Я и сейчас скандалист, потому что я ничего не умею, а только кричу и шепчу… И бегу от них, сбегаю! Скандал - это ведь не плюха, не удар, который превращает какого-нибудь господина в раба, в ничтожество. Физическое воздействие - отвратительно. Оно - метод палачей, НКВД, уголовников, начальников, фалангистов. Никого нельзя мучить, бить, пугать. Скандал - это взрыв запуганного, неприятие запугивания. Меня пугал завуч в школе, Андропов по телевизору, Бакштейн в Бильбао, шведская и британская таможня, государство Израиль, московские шмонающие милиционеры, профессиональные литераторы, художник Хиршхорн в Париже… Пугать - подло.
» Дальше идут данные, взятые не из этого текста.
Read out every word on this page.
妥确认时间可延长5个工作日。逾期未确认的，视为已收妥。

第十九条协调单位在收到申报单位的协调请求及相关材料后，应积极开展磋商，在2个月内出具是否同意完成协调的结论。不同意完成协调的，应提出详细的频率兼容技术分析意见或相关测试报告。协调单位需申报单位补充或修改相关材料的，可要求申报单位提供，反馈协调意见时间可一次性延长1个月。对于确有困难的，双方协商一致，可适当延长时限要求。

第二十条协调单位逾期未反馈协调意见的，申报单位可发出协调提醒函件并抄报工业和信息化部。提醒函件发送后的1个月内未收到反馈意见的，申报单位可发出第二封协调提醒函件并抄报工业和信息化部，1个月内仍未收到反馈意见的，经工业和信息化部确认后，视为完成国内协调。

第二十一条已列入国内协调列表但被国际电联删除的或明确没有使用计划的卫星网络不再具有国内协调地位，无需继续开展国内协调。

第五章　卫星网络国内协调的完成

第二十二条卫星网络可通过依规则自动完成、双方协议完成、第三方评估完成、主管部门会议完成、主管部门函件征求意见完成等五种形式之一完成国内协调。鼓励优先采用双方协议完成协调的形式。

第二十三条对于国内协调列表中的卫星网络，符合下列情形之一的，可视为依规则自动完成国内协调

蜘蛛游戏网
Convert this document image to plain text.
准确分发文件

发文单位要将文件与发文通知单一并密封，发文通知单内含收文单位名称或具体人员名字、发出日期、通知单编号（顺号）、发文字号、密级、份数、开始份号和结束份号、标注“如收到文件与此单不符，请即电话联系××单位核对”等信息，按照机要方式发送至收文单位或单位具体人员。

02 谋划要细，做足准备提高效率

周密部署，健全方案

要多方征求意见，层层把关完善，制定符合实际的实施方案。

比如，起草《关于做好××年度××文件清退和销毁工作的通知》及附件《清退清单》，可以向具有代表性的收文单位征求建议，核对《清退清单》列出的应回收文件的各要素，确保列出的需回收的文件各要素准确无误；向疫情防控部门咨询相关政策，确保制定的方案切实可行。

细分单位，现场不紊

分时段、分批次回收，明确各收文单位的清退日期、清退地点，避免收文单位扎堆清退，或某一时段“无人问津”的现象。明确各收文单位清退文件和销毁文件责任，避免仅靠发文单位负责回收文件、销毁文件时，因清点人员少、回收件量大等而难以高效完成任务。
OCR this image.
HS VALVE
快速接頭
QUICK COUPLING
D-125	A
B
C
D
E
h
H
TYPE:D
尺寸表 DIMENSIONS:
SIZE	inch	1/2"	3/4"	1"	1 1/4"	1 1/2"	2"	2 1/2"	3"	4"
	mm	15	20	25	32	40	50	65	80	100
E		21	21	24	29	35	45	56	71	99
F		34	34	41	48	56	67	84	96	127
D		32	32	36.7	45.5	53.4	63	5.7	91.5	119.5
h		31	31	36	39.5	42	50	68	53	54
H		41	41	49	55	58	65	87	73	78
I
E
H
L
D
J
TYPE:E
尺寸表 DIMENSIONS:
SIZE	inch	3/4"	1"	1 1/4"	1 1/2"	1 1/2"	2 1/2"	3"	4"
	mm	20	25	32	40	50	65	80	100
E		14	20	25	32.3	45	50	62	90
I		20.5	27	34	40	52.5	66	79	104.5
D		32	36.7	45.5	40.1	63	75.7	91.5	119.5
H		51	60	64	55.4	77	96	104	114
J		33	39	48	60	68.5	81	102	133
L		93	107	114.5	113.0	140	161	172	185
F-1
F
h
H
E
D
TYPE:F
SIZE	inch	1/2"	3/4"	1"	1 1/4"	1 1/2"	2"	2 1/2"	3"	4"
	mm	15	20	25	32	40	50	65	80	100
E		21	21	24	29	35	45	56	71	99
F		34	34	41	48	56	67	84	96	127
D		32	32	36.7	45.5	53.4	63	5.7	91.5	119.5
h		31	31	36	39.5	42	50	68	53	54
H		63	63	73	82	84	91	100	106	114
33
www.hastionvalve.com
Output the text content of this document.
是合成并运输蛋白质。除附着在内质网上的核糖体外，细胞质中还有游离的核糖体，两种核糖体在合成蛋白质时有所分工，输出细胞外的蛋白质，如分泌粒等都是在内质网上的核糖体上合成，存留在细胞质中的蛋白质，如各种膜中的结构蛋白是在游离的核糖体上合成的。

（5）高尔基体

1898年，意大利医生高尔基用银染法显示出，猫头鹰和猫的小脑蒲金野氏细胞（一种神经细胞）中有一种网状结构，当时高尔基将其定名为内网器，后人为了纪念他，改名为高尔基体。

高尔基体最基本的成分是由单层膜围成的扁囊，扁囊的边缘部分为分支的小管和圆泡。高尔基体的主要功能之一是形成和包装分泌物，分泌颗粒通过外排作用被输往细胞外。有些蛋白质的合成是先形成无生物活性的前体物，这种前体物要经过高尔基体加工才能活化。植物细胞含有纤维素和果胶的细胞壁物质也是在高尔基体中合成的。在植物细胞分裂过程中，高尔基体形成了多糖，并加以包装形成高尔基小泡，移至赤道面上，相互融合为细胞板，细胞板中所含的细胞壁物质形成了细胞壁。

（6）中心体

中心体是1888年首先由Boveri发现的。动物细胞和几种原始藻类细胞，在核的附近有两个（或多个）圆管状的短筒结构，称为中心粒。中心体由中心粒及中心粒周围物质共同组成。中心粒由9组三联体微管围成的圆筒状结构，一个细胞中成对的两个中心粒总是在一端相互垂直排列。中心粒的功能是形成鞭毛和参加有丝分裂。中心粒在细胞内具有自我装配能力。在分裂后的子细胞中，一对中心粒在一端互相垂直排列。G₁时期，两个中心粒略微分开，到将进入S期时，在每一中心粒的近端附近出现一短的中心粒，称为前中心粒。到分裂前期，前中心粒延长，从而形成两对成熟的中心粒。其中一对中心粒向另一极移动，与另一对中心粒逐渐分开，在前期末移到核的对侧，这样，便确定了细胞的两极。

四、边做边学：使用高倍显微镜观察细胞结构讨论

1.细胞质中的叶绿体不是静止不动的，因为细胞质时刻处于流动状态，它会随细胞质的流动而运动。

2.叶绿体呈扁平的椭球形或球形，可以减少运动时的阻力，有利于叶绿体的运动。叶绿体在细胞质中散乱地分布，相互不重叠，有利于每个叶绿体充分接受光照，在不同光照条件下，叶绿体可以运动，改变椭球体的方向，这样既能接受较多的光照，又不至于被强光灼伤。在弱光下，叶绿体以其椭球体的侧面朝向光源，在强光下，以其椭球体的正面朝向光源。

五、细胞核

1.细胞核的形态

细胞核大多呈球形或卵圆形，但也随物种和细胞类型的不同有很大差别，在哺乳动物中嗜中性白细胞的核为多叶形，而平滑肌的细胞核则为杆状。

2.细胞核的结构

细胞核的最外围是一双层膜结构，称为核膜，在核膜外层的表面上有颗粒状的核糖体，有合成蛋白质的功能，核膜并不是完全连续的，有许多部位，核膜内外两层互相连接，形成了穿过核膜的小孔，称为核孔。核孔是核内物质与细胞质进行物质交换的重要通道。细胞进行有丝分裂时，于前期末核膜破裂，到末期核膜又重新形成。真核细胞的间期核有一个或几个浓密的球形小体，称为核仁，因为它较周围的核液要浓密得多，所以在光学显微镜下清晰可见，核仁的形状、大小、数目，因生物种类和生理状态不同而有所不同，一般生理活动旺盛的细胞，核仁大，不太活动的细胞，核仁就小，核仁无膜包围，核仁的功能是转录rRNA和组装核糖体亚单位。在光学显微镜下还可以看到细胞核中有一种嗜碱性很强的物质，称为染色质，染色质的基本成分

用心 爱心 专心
Напуганность и сломленный дух - результат воздействия власти, и это сегодняшняя норма, а вовсе никакой не скандал.

Скандал - это резкий, моментальный разрыв с постылой средой, с осточертевшей ситуацией. А для чего этот разрыв? А во имя свободы!.. Чтобы сбежать отсюда и искать рай в другом месте…

Скандал - это детская, неумелая попытка изменить свою жизнь. В основе скандала - надежда на счастье в других обстоятельствах.

Скандал - это детская глупость мысли.

Моря первая нарисованная картина

Помню, была в Москве в 1990-е годы критикесса Людмила Лунина. Писала она о современном искусстве, о разных художниках. Публиковалась в журналах и газетах.

Посредственная критикесса - ни холодная, ни горячая.

По капризу случалось ей кого-то похваливать, по капризу - поругивать.

И была она яркоглазая, статная, самодовольная.

Уверенная в своей малой, но очевидной власти.

Эх, Лунина, Лунина! Поучилась бы ты лучше у Пунина!

Но она не хотела учиться.

Вот я и решил её проучить.

Решил с ней пошутить, поиграть в искусство и в критику..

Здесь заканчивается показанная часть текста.